Partir des besoins des apprenants

« La méthode est très différente des cours classiques de langues, explique Josian Labonté. Notre but n’est pas de faire de la grammaire mais d’apprendre aux gens à se débrouiller dans le quotidien. Nous sommes là pour leur permettre de savoir parler et savoir écrire dans la vie de tous les jours. »
L’idée est de partir des besoins des apprenants ce qui suppose d’adapter la méthode à Mayotte. « A Maurice, par exemple, on apprend les mots et les phrases pour prendre le bus. Ici, ça n’a pas de sens. »
Hier matin, avec ses élèves de la semaine, Josian Labonté cherchait dans quels contextes les non-francophones de Mayotte sont confrontés à l’impossibilité d’échanger : « A la poste pour remplir un recommandé, à l’hôpital pour lire les panneaux indicateurs et trouver les bons services… », les exemples du quotidien s’imposent d’eux-mêmes.
« Quand on demande à nos élèves d’écrire ‘je mange une pomme’, certains y arrivent, poursuit Josian Labonté. Mais quand on leur demande d’écrire ce qu’ils ont mangé, ils ne savent plus. Il faut donc leur permettre de traduire leurs pensées, de leur langue maternelle en français. »

Christophe Vénien du Secours catholique Mayotte a rencontré Josian Labonté l’an dernier, lors d’une réunion des associations Caritas de l’Océan indien. Il a tout de suite été séduit par la méthode.
«Les bénévoles qui donnent des cours de français dans nos structures ont chacun leur façon de faire et ils rencontrent beaucoup de difficultés, explique-t-il. L’idée est de leur donner une méthode commune, qui a fait ses preuves, pour faciliter leur travail. »
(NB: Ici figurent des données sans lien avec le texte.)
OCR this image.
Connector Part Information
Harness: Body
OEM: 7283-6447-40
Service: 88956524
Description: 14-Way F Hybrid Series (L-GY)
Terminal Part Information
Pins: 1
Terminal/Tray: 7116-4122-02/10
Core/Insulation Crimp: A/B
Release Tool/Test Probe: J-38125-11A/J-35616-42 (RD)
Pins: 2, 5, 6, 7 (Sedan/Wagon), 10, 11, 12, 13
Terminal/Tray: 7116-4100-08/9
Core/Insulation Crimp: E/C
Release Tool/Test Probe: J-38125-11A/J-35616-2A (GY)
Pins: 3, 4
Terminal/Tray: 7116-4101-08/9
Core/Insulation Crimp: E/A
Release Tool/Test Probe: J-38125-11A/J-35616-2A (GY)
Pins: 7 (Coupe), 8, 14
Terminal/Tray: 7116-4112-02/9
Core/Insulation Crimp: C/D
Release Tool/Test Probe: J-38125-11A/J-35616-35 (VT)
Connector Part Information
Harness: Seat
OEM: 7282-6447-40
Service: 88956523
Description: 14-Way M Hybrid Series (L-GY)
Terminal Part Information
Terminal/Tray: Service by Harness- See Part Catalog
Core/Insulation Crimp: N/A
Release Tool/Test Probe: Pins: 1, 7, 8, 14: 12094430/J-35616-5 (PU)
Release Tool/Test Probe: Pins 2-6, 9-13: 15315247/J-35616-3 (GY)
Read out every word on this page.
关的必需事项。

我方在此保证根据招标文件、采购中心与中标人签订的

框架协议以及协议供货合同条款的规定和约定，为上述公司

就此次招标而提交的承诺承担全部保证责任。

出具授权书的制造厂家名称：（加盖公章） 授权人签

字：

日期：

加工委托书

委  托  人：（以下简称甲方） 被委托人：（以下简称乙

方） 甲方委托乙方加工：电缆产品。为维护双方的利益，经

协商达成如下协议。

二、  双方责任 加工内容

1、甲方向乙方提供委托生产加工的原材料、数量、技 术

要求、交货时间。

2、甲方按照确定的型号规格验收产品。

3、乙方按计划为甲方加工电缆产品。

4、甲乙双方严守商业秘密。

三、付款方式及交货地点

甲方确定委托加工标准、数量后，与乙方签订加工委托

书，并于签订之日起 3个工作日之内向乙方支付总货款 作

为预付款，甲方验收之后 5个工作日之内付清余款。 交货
« Les gens changent de comportement »

A Maurice, le contexte linguistique est très différent de celui de Mayotte. Là-bas, la langue maternelle est essentiellement le créole, l’administration fonctionne en anglais mais la langue courante est le français « qui représente environ 90% de l’écrit ». Un trilinguisme qui rend le quotidien impossible à ceux qui ne sont que très peu allés à l’école.
Depuis la fin des années 1990, la méthode a donné « d’excellents résultats dans le contexte mauricien », aussi bien chez les jeunes que chez les adultes : « nous constatons de vrais changements et pas seulement lors de l’apprentissage, se félicite Josian Labonté. Les gens changent de comportements, comme s’ils étaient mieux dans leur vie, plus épanouis. »

La session de formation dure une semaine. Elle sera complétée par une deuxième phase au mois de mars. Très rapidement, les 128 jeunes et la quinzaine de femmes qui suivent les cours de français du centre Nyamba, vont donc pouvoir bénéficier de l’expérience mauricienne.